Are there any existing research on the effectiveness of computer simulation and/or interactive visualization for the learning of mathematical concepts?

I ask because:

  1. There has been some efforts in developing "virtual laboratories" in the physical sciences and part of the justification is that virtual laboratories are better than no laboratories: this is especially the case for things like environmental sciences where it may not always be possible to travel to a destination with the right sort of environment.

    By extension one may expect there to be certain benefits derived from giving students "hands-on" access to mathematical/geometric objects. But is there any research that actually qualifies/quantifies the benefit?

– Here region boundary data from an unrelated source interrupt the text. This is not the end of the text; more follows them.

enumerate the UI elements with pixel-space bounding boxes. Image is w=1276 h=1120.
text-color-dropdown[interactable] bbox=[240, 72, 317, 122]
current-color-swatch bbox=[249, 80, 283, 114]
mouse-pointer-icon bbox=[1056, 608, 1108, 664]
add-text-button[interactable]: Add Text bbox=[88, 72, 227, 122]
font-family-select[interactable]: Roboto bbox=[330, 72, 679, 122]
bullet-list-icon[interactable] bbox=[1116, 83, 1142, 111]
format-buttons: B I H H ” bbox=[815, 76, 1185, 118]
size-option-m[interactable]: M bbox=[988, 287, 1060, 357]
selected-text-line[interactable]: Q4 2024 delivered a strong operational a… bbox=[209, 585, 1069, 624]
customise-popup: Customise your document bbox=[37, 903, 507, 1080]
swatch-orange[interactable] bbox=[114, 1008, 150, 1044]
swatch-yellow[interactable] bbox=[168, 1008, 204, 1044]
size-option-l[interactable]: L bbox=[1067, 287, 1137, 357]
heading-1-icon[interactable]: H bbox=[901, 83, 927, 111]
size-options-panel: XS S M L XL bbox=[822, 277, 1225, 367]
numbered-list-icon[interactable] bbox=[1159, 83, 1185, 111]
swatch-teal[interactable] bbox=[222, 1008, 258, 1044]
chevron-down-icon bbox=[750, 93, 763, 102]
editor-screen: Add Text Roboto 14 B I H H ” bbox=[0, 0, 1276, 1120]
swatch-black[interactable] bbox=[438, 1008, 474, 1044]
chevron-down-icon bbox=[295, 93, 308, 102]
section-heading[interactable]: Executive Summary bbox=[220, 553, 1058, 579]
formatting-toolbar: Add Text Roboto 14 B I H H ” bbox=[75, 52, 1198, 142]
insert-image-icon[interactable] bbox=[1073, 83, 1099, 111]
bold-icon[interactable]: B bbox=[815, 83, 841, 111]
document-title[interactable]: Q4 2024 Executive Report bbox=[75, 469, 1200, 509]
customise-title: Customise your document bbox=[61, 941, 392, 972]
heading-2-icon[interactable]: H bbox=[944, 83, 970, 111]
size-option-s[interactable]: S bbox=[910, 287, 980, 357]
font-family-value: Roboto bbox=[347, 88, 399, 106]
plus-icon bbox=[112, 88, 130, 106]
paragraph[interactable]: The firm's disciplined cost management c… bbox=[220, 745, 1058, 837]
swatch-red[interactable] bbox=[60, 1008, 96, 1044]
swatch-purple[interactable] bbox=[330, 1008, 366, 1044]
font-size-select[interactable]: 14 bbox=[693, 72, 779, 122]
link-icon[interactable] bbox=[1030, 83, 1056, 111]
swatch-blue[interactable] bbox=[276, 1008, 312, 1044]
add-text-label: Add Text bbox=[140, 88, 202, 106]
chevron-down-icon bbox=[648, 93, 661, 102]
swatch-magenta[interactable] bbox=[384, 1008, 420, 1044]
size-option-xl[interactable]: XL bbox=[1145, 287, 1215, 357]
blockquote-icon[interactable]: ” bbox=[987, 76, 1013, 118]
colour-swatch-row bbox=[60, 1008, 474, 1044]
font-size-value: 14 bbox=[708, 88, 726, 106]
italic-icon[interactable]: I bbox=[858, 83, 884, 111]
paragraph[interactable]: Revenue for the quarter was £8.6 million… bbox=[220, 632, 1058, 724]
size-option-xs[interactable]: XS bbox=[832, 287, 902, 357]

  2. I've seen lots of people pushing the use of things like Desmos: one of the great things I like about it is that the graphs can interactively depend on adjustable parameters. Intuitively I would say that these kinds of models with visual feedback are more effective than simply a graph drawn on a black board. But is this supported by research evidence?


1 Answer 1


This is not a knowledgeable answer, just one citation, perhaps not the most relevant (as it is a decade old):

Rösken, Bettina, and Katrin Rolka. "A picture is worth a 1000 words–The role of visualization in mathematics learning." Proceedings 30th Conference of the International Group for the Psychology of Mathematics Education. Vol. 4. 2006. (PDF download.)

I mention this primarily because (a) it reviews related work, and (b) because of this interesting quote in its conclusion:

These aspects highlight the ambivalence of visualization as Tall (1994, p. 37) points out: “It is this quality of using images without being enslaved by them which gives the professional mathematician an advantage but can cause so much difficulty for the learner.”